A primeira coisa que faz quando se levanta da cama, cujos lençóis se vão despregando e enrolando ao longo da noite, nos turbulentos sonhos de um adolescente enganado, é consumar o acto, meio automático, meio sonâmbulo - sete e meia e as pálpebras pesam como chumbo - e pouco ou ciente daquilo que se está fazer, de levantar o tampo de sanita e mijar - com certeza que os mais conservadores me perdoam o termo - como quem dá graças a Deus por um novo dia, neste ritual rotineiro das manhãs mal acordadas, que procedem as noites mal dormidas.

Rodou o manípulo da torneira, completamente alheio ao facto de ter rodado o da água fria, e lavou a cara com cerimónia, tirando as ramelas, abrindo os olhos ao máximo, com esforço, olhando-se ao espelho, ajeitando as sobrancelhas e esfregando os olhos. Vestiu umas calças de ganga e uma camisola de mangas curtas, não se deteve a passar o pente pelo cabelo e, as meias, calçou-as com custo. Nada de Patchouli ou Old Spice e não é como o Jim Morrison: bebe uma caneca de café, em vez de uma cerveja, ao pequeno-almoço. Não veste, nem sequer possui um blusão de cabedal, quanto muito uma flanela do grunge esquecido, um esforço vão em querer sentir-se menos enganado por ter nascido tão tarde. Não tem um Mustang, anda a pé; enquanto desce a rua, apertando o casaco, troca o passo, mete as mãos nos bolsos, inventa que cheira a Old Spice e que tem vestido um casaco de cabedal engraxado, cabelo lambido, olhando para ninguém, sorrindo matreiramente, em jeito de flerte, com o vento gelado das já oito da manhã a corroer-lhe a carne noviça e tenra, cheio de sono e cansaço.

Antes de virar a esquina, é um homem, sem ser homem, perdido em tempos modernos, uma antítese, um anti-herói, fraco e desarranjado, que inventa um sonho e lhe dá uma metafísica concreta, tão genuína que se perde em si próprio, só para se encontrar, na esquina já virada, de cabelo desgrenhado, de volta ao mundo real, onde é um jovem desproporcional, que nasceu para encontrar um mundo em desgaste, que o desgasta a ele próprio.

E, enquanto não era virada a esquina, ia repetindo os versos e o refrão de uma canção, fingindo que tocava guitarra, mexendo os lábios ao ritmo palavras do cantor.

(Doces ilusões que nos proporcionas, tu que és mais que sons, Música.)

publicado por Gualter Ego às 19:28 | link do post | comentar | ver comentários (4)
Terça-feira, 26.10.10

Uma ilusão imutável, que é o saber.

Um gato só é feliz, se o for, porque não sabe que o é.

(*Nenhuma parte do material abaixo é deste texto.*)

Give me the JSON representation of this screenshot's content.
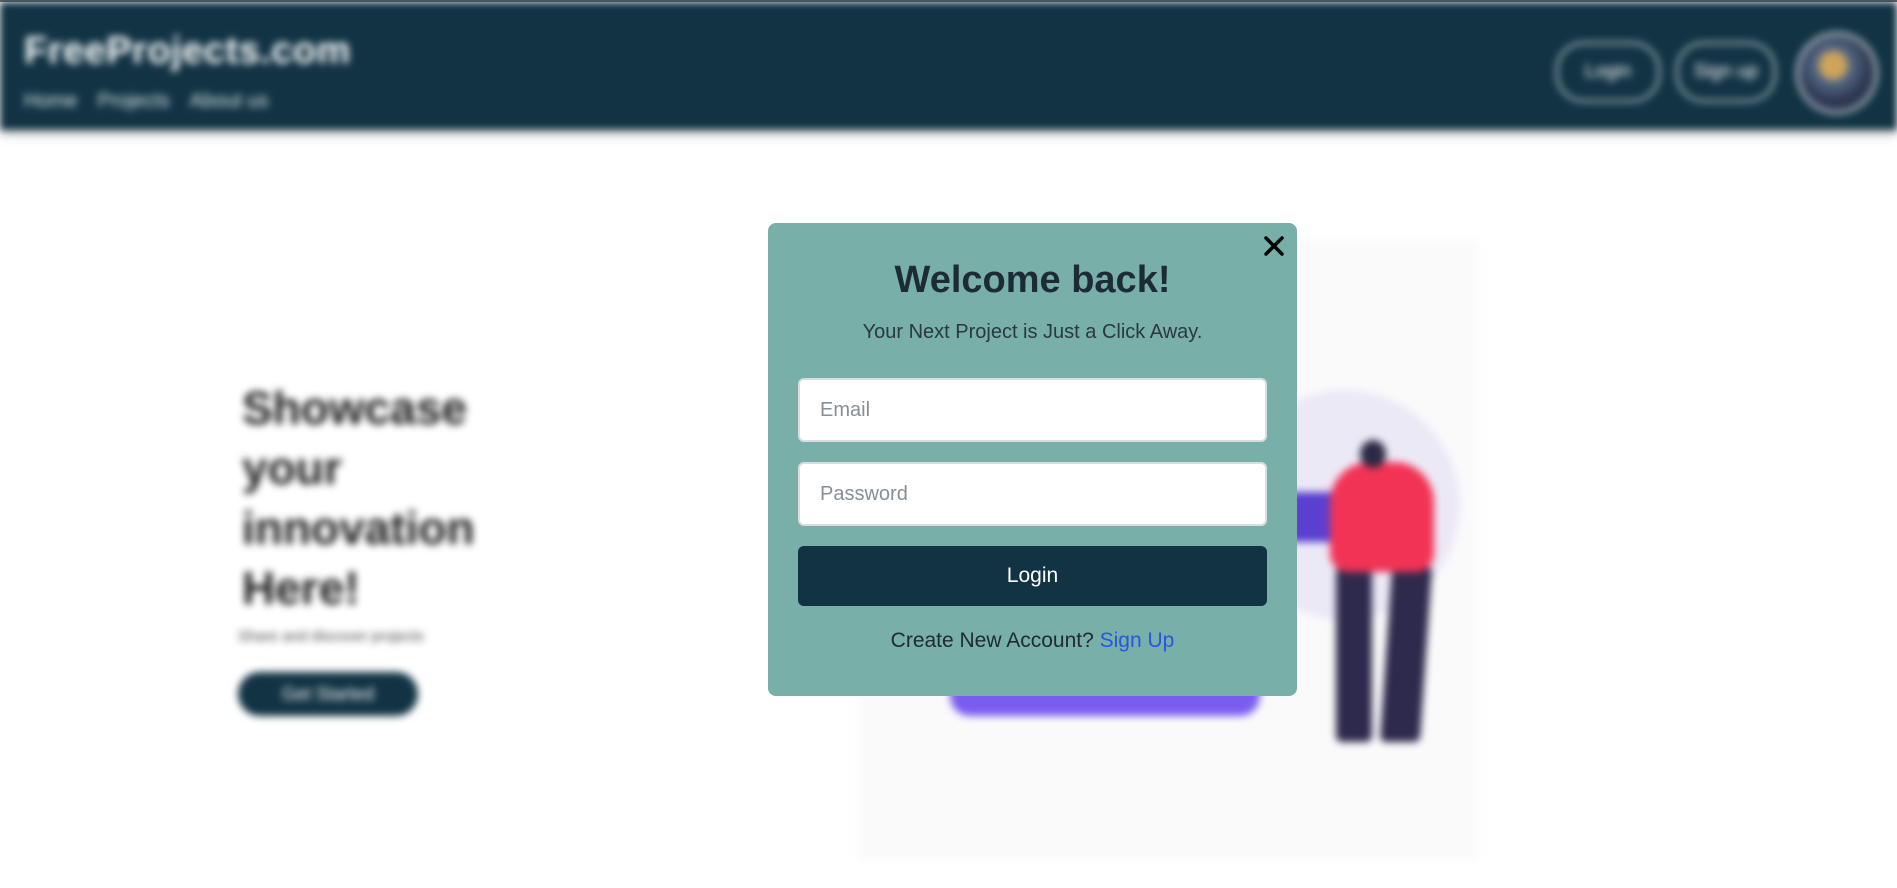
{
  "navbar": {
    "brand": "FreeProjects.com",
    "links": [
      "Home",
      "Projects",
      "About us"
    ],
    "login_label": "Login",
    "signup_label": "Sign up"
  },
  "hero": {
    "title": "Showcase your innovation Here!",
    "subtitle": "Share and discover projects",
    "cta_label": "Get Started"
  },
  "modal": {
    "title": "Welcome back!",
    "subtitle": "Your Next Project is Just a Click Away.",
    "email_placeholder": "Email",
    "password_placeholder": "Password",
    "login_label": "Login",
    "create_text": "Create New Account?",
    "signup_link": "Sign Up"
  },
  "colors": {
    "navbar": "#113344",
    "modal_bg": "#78afa9",
    "button": "#113344",
    "link": "#2458e0"
  },
  "icons": {
    "close": "close-icon"
  }
}
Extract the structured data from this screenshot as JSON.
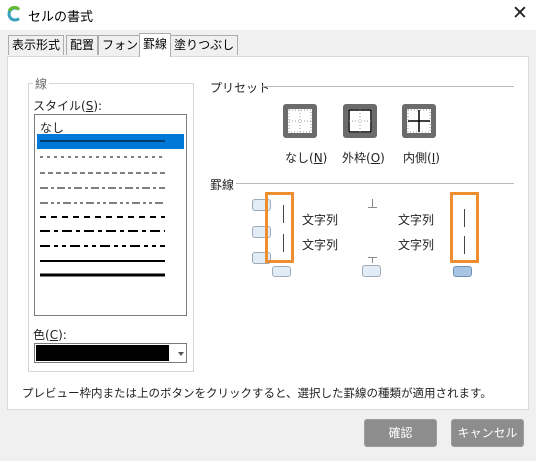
{
  "window": {
    "title": "セルの書式",
    "logo_icon": "app-logo-icon",
    "close_icon": "close-icon"
  },
  "tabs": [
    {
      "label": "表示形式",
      "active": false
    },
    {
      "label": "配置",
      "active": false
    },
    {
      "label": "フォント",
      "active": false
    },
    {
      "label": "罫線",
      "active": true
    },
    {
      "label": "塗りつぶし",
      "active": false
    }
  ],
  "line_group": {
    "title": "線",
    "style_label": "スタイル(",
    "style_key": "S",
    "style_suffix": "):",
    "styles": [
      "なし",
      "実線(細)",
      "点線(細)",
      "破線(細)",
      "一点鎖線(細)",
      "二点鎖線(細)",
      "破線(中)",
      "一点鎖線(中)",
      "二点鎖線(中)",
      "実線(中)",
      "実線(太)"
    ],
    "selected_index": 1,
    "color_label": "色(",
    "color_key": "C",
    "color_suffix": "):",
    "color_value": "#000000"
  },
  "presets": {
    "title": "プリセット",
    "items": [
      {
        "label": "なし(",
        "key": "N",
        "suffix": ")"
      },
      {
        "label": "外枠(",
        "key": "O",
        "suffix": ")"
      },
      {
        "label": "内側(",
        "key": "I",
        "suffix": ")"
      }
    ]
  },
  "border": {
    "title": "罫線",
    "preview_texts": [
      "文字列",
      "文字列",
      "文字列",
      "文字列"
    ]
  },
  "hint": "プレビュー枠内または上のボタンをクリックすると、選択した罫線の種類が適用されます。",
  "buttons": {
    "ok": "確認",
    "cancel": "キャンセル"
  },
  "colors": {
    "accent": "#0078d7",
    "highlight": "#ef8e2f",
    "preset_frame": "#6b6b6b"
  }
}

Um homem é triste porque pensa. Um homem é triste porque sabe, ou acha que sabe, e, mesmo não sabendo ou se não souber, questiona aquilo que sabe, se alguma vez vier a saber alguma coisa, falando a língua do fatalismo ferrenho, elevando-se ao inexistente; à nulidade de uma ilusão imutável, a razão. Não reconheço que sou, de existir, nem em frente a um espelho, pois sons aleatoriamente dedilhados não são música só porque são ouvidos.

O inteiro não é a soma da partes. Curiosamente, eu sou a soma de muitas partes.

publicado por Gualter Ego às 22:52 | link do post | comentar | ver comentários (9)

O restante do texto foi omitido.